During the wee hours of Sunday morning, December 8, 1996, after the third night of Hanukkah, someone took a baseball bat, and broke the front window of a house in Newtown, Pennsylvania. It might have been considered simple vandalism by the local police except for one significant factor: this house was the only one on the street with a lighted menorah in the window. The perpetrator had deliberately reached through the shattered window, took the menorah and smashed it on the ground, breaking all nine bulbs.
The menorah is a symbol of the eight-day Jewish Festival of Lights, also known as Hanukkah, which occurs around the same time as Christmas. As a Nativity scene reminds Christians of their heritage and faith, a menorah does so for Jews. It is the symbol of a miracle.
The woman who lives in the house in Newtown did not think of miracles when she found the shattered mess in her front yard. It was not the first time she and her family had been targeted. As a child, she had come to the United States to escape persecution in the former Soviet Union. But now as she viewed the smashed candelabra, the familiar fear returned.
Lisa Keeling, a young mother, lives down the street and heard about the incident when she and her family returned from Sunday mass. “A neighbor left a message on my answering machine,” Lisa says. She was appalled. She had never heard of anyone in Newtown being singled out because of their faith or ethnicity. But an idea was taking root. “I’d like to buy a menorah and put it in our front window, so that family will know they’re not going through this alone,” she told her husband. “If the vandals come back, they’ll have us to target too. What do you think?”
Lisa’s husband didn’t hesitate. “Go for it,” he said.
Lisa returned her neighbor’s call, and told him about her idea. “Why don’t you contact Margie Alexander?” He suggested. “She’s doing the same thing.”
Margie lived around the corner, and was involved in the Neighborhood Watch program. She had been as horrified as Lisa when she heard the news, and was now driving from store to store looking for menorahs. “But they’re almost impossible to find by now,” she told Lisa over her car phone.

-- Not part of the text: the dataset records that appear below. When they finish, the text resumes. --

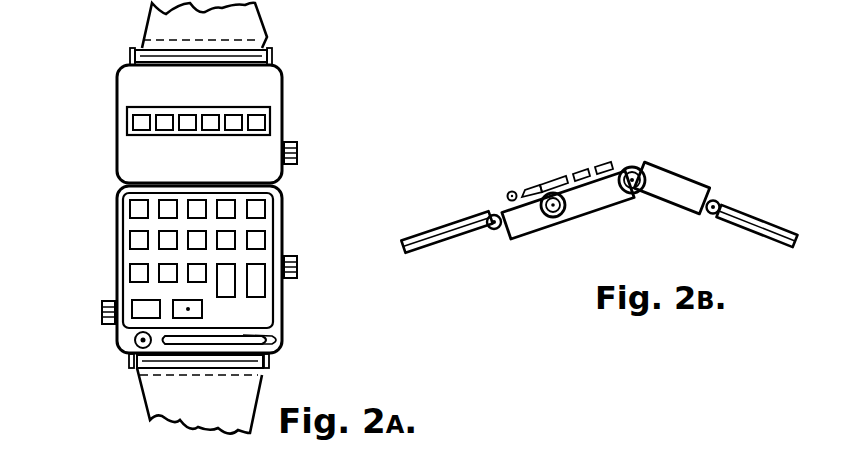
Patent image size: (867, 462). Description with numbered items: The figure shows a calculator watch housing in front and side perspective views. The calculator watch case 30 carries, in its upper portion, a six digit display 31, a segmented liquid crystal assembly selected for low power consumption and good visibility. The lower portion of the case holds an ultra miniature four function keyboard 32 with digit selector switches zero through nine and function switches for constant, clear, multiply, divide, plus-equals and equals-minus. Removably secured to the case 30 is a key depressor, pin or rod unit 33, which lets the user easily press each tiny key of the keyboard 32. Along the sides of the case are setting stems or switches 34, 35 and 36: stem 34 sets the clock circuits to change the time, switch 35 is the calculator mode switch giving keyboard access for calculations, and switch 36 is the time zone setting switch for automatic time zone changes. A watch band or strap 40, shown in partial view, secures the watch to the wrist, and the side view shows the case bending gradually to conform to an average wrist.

In FIG. 2A, the calculator watch case 30 is at (263, 150).
In FIG. 2B, the calculator watch case 30 is at (597, 210).
In FIG. 2A, the six digit display 31 is at (267, 118).
In FIG. 2A, the keyboard 32 is at (265, 260).
In FIG. 2B, the keyboard 32 is at (557, 177).
In FIG. 2A, the key depressor, pin or rod unit 33 is at (280, 345).
In FIG. 2B, the key depressor, pin or rod unit 33 is at (508, 192).
In FIG. 2A, the setting stem 34 is at (297, 153).
In FIG. 2B, the setting stem 34 is at (635, 167).
In FIG. 2A, the calculator mode switch 35 is at (297, 270).
In FIG. 2B, the calculator mode switch 35 is at (550, 218).
In FIG. 2A, the time zone setting switch 36 is at (102, 323).
In FIG. 2A, the watch band or strap 40 is at (247, 33).
In FIG. 2B, the watch band or strap 40 is at (453, 243).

Lisa began calling stores from home, then relaying locations where the candelabras were available to Margie. “Buy as many as you can,” she suggested, since several Christian neighbors had dropped by, asking for instructions on where to purchase, and how to display, a menorah. Word was getting around.
Sundown-the time for lighting—had almost arrived by the time Margie sped home, and distributed all that she had located. “I took down the Christmas lights in one of my windows, and put the menorah there, all by itself,” Lisa recalls. “I didn’t want there to be any doubt about the statement we were making.” Was she prepared for trouble? “Maybe,” she says. “It passes through your mind. But it’s just something you do.”
That night when the Jewish neighbor turned onto her street, she stopped in amazement. Greeting her was a sea of orange lights, shining in silent solidarity, from the windows of all eighteen Christian households on her block. We are with you. The warm glow seemed to say. Blinking back tears, she went home, replaced the broken bulbs in her own menorah and put it back up in her window.
The vandals did not damage any property that night. Eventually police arrested three teenage boys, who admitted that the neighborhood’s unexpected show of strength and unity had deterred them from further activity. But they were not the only people affected. As the days of Hanukkah went on, Christian families from nearby blocks began to display menorahs alongside their wreaths and Nativity scenes. “I’d drive past and see a menorah in someone’s window and think: ‘Wait-I see that family at church-they’re not Jewish.’ Then it would dawn on me that they were supporting us as we supported the people on my block,” Lisa recalls.
Margie and Lisa are still amazed at all the attention they received because of what to them seems “something any caring person would do.” But each year they now display their menorahs. “It’s become a cherished part of my Christmas,” Margie says, “because it represents a wonderful lesson I’ve learned: Just one little step in the right direction can have a domino effect. It can make life better for everyone.”